L’interdiction de repasser le permis court pendant 6 mois à compter de la remise du permis. Durant cette période, vous ne pouvez ni conduire ni vous inscrire à l’examen. Il est toutefois conseillé de préparer vos examens (code et/ou conduite) en parallèle, pour être prêt à la fin du délai.
Une fois le délai expiré, vous pouvez entamer les démarches d’inscription à l’examen auprès d’une auto-école ou en candidat libre. La réussite à l’examen vous permet d’obtenir un nouveau permis de conduire, souvent avec un statut de permis probatoire à 6 points, comme un jeune conducteur.
Peut-on contester l’invalidation ?
La contestation de l’invalidation du permis de conduire est possible, mais elle doit être faite rapidement.
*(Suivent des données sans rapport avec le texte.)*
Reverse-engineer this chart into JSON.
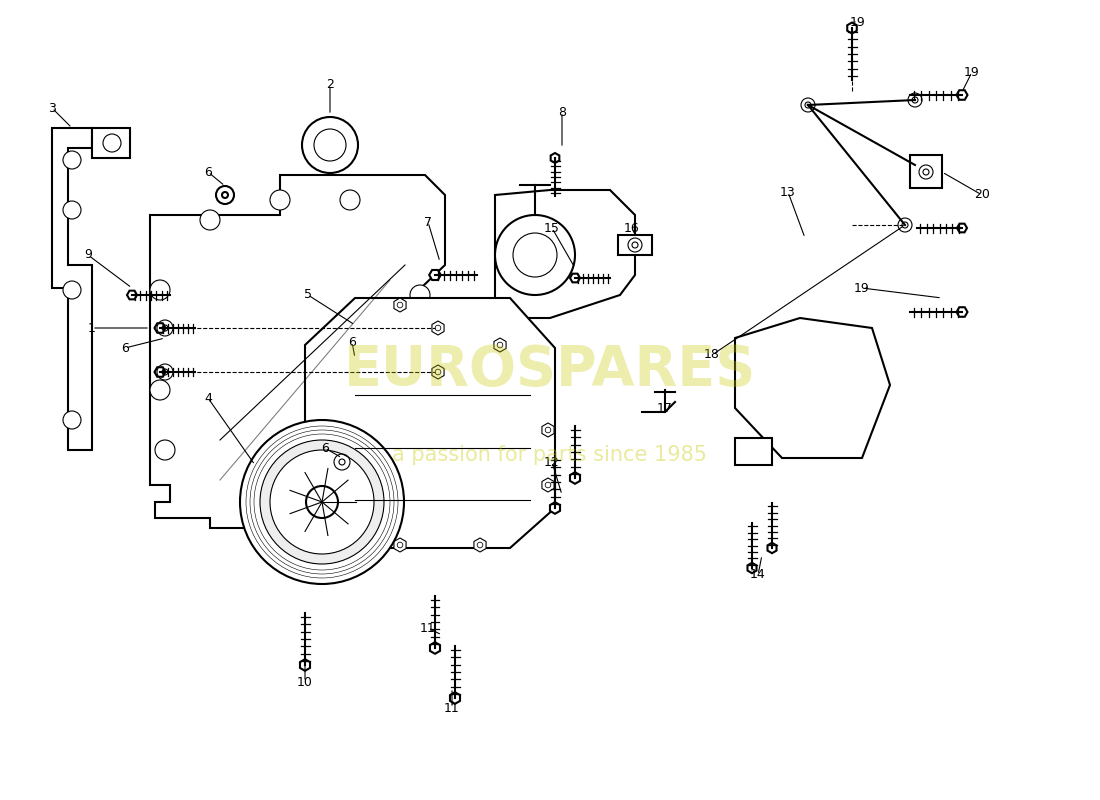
{
  "background_color": "#ffffff",
  "line_color": "#000000",
  "watermark_color": "#c8c800",
  "watermark_text1": "EUROSPARES",
  "watermark_text2": "a passion for parts since 1985",
  "fig_width": 11.0,
  "fig_height": 8.0
}
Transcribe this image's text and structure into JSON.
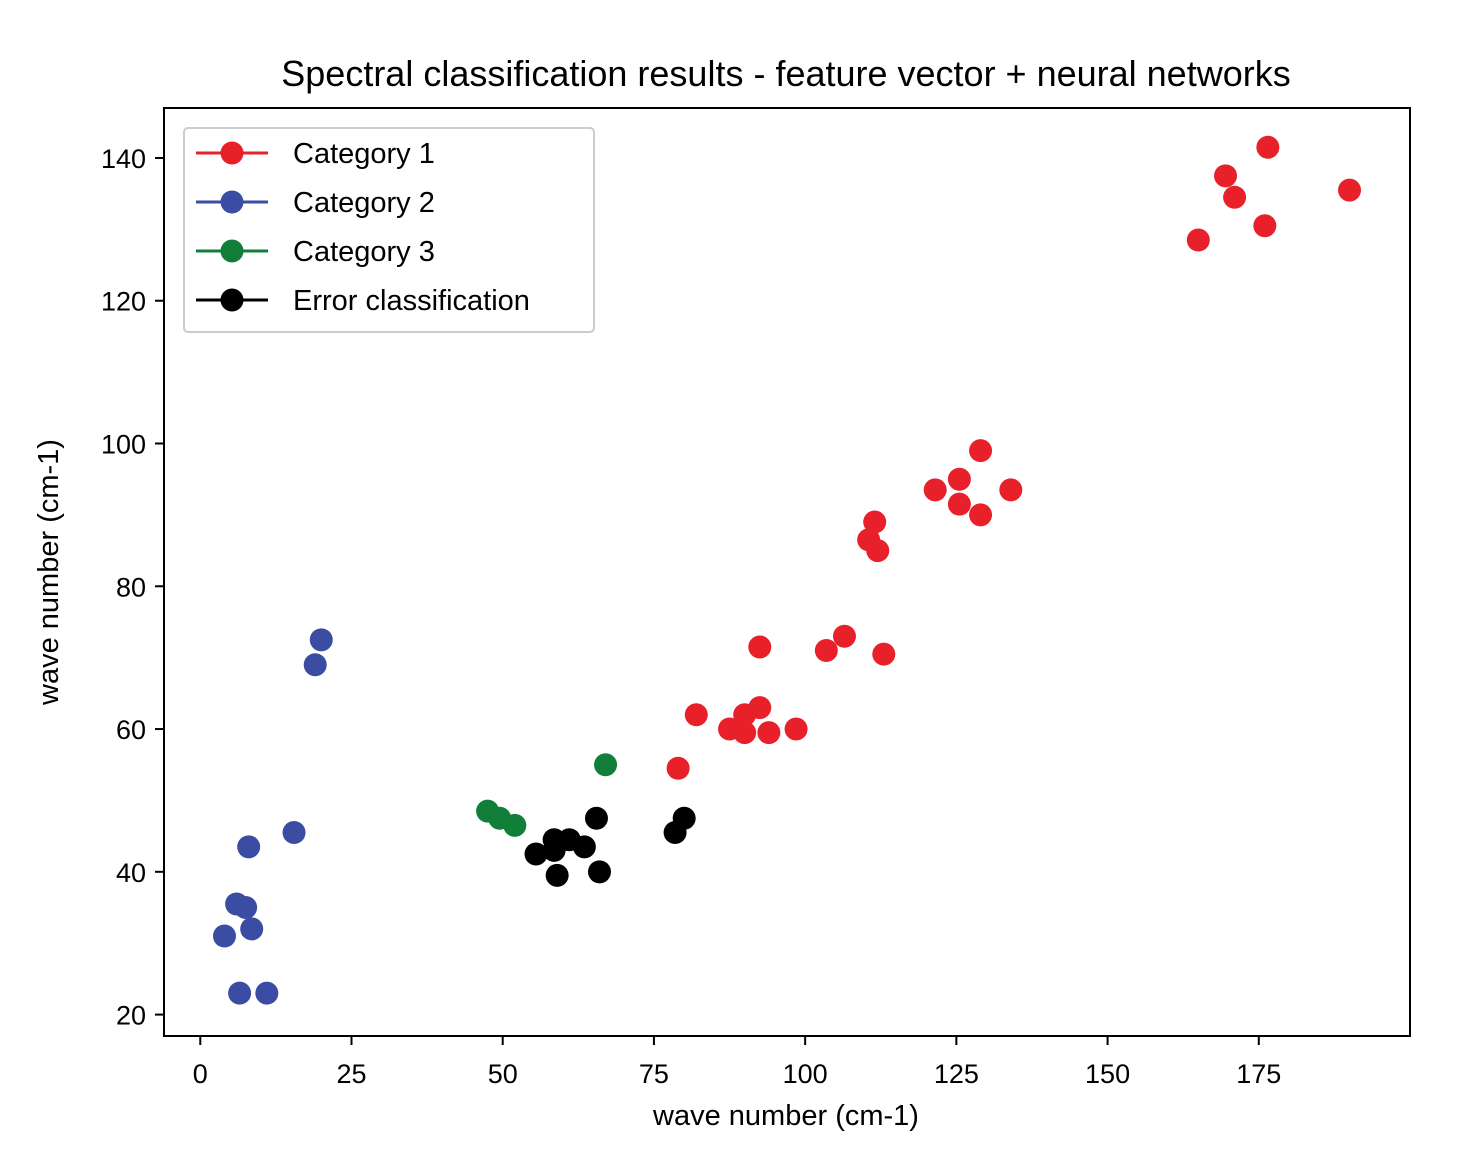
{
  "chart_data": {
    "type": "scatter",
    "title": "Spectral classification results - feature vector + neural networks",
    "xlabel": "wave number (cm-1)",
    "ylabel": "wave number (cm-1)",
    "xlim": [
      -6,
      200
    ],
    "ylim": [
      17,
      147
    ],
    "xticks": [
      0,
      25,
      50,
      75,
      100,
      125,
      150,
      175
    ],
    "yticks": [
      20,
      40,
      60,
      80,
      100,
      120,
      140
    ],
    "grid": false,
    "legend_position": "top-left",
    "series": [
      {
        "name": "Category 1",
        "color": "#e8202a",
        "points": [
          [
            176.5,
            141.5
          ],
          [
            169.5,
            137.5
          ],
          [
            171,
            134.5
          ],
          [
            190,
            135.5
          ],
          [
            165,
            128.5
          ],
          [
            176,
            130.5
          ],
          [
            129,
            99
          ],
          [
            125.5,
            95
          ],
          [
            121.5,
            93.5
          ],
          [
            134,
            93.5
          ],
          [
            125.5,
            91.5
          ],
          [
            129,
            90
          ],
          [
            111.5,
            89
          ],
          [
            110.5,
            86.5
          ],
          [
            112,
            85
          ],
          [
            92.5,
            71.5
          ],
          [
            106.5,
            73
          ],
          [
            103.5,
            71
          ],
          [
            113,
            70.5
          ],
          [
            82,
            62
          ],
          [
            92.5,
            63
          ],
          [
            90,
            62
          ],
          [
            87.5,
            60
          ],
          [
            90,
            59.5
          ],
          [
            94,
            59.5
          ],
          [
            98.5,
            60
          ],
          [
            79,
            54.5
          ]
        ]
      },
      {
        "name": "Category 2",
        "color": "#3a4da2",
        "points": [
          [
            20,
            72.5
          ],
          [
            19,
            69
          ],
          [
            15.5,
            45.5
          ],
          [
            8,
            43.5
          ],
          [
            6,
            35.5
          ],
          [
            7.5,
            35
          ],
          [
            8.5,
            32
          ],
          [
            4,
            31
          ],
          [
            6.5,
            23
          ],
          [
            11,
            23
          ]
        ]
      },
      {
        "name": "Category 3",
        "color": "#117f3a",
        "points": [
          [
            67,
            55
          ],
          [
            47.5,
            48.5
          ],
          [
            49.5,
            47.5
          ],
          [
            52,
            46.5
          ]
        ]
      },
      {
        "name": "Error classification",
        "color": "#000000",
        "points": [
          [
            65.5,
            47.5
          ],
          [
            58.5,
            44.5
          ],
          [
            61,
            44.5
          ],
          [
            63.5,
            43.5
          ],
          [
            58.5,
            43
          ],
          [
            55.5,
            42.5
          ],
          [
            59,
            39.5
          ],
          [
            66,
            40
          ],
          [
            78.5,
            45.5
          ],
          [
            80,
            47.5
          ]
        ]
      }
    ]
  }
}
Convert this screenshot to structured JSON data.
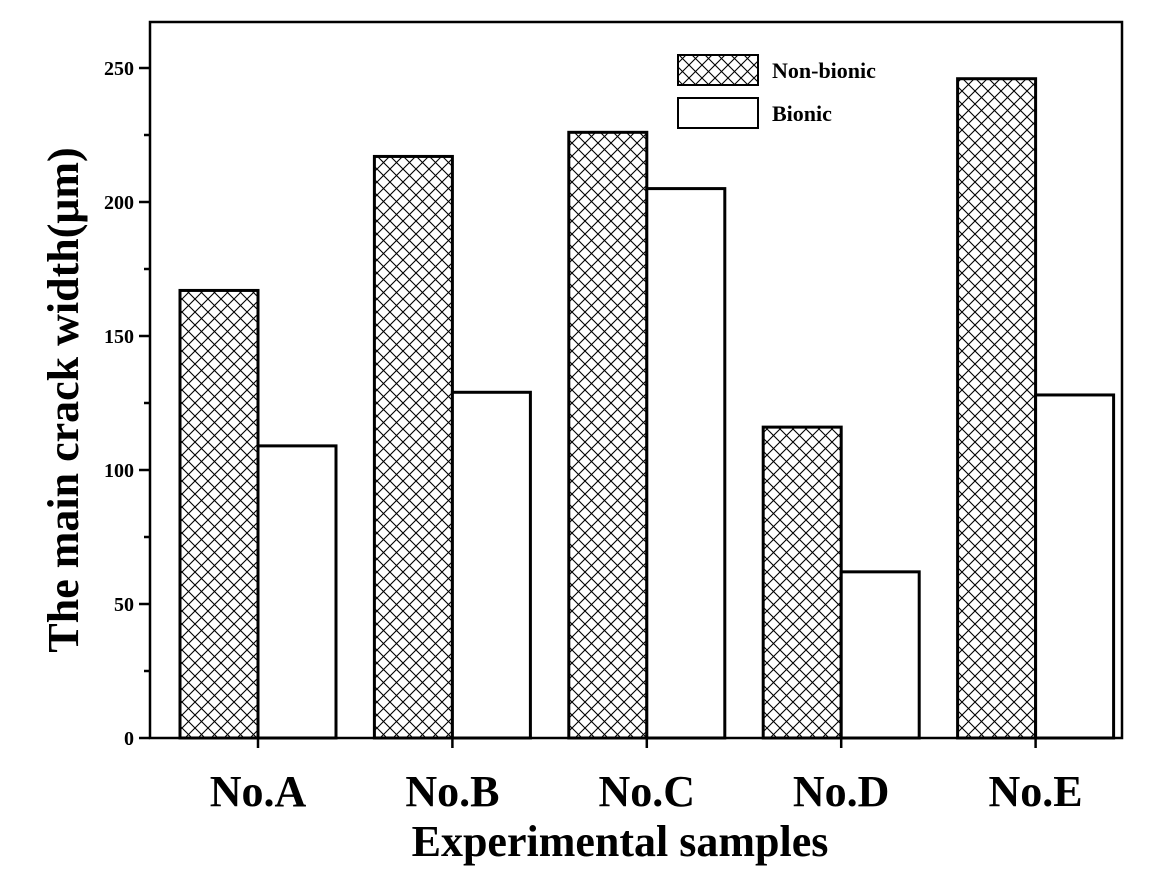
{
  "chart_data": {
    "type": "bar",
    "categories": [
      "No.A",
      "No.B",
      "No.C",
      "No.D",
      "No.E"
    ],
    "series": [
      {
        "name": "Non-bionic",
        "values": [
          167,
          217,
          226,
          116,
          246
        ],
        "pattern": "crosshatch"
      },
      {
        "name": "Bionic",
        "values": [
          109,
          129,
          205,
          62,
          128
        ],
        "pattern": "none"
      }
    ],
    "xlabel": "Experimental samples",
    "ylabel": "The main crack width(μm)",
    "ylim": [
      0,
      250
    ],
    "yticks": [
      "0",
      "50",
      "100",
      "150",
      "200",
      "250"
    ],
    "legend": "top-right",
    "grid": false,
    "colors": {
      "stroke": "#000000",
      "fill": "#ffffff"
    }
  }
}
Une requête en annulation peut être introduite auprès du tribunal administratif dans les deux mois suivant la notification de la lettre 48SI.

Cependant, pour espérer une issue favorable, vous devez prouver un vice de procédure ou une irrégularité dans le retrait des points (par exemple, l’absence de notification d’un retrait antérieur). Il est vivement recommandé de consulter un avocat spécialisé en droit routier pour évaluer vos chances de succès.
Un nouveau départ sous surveillance
Une fois votre nouveau permis obtenu, vous repartirez avec un permis probatoire, comme si vous étiez un jeune conducteur. Cela signifie :
- Vous commencez avec 6 points.
- Vous devrez attendre 3 ans sans infraction pour retrouver les 12 points.
- Toute nouvelle infraction peut entraîner rapidement une nouvelle invalidation.
C’est donc une phase délicate où la prudence au volant est essentielle. Il peut aussi être utile de suivre un stage de sensibilisation à la sécurité routière, qui permet de récupérer 4 points si besoin, et montre une volonté de prévention.
Reprenez la route en toute légalité
L’invalidation du permis de conduire n’est pas une fin en soi. Elle marque un tournant important, mais peut aussi représenter l’occasion de reprendre de bonnes habitudes et de repartir sur des bases saines. En suivant les démarches dans les règles, en respectant les délais, et en préparant sérieusement vos examens, vous pourrez récupérer le droit de conduire en quelques mois.Prenez le temps de comprendre ce qui vous a conduit à cette situation : excès de vitesse, téléphone au volant, alcool… Ce retour à zéro peut être un signal fort pour adopter une conduite responsable, essentielle pour votre sécurité et celle des autres.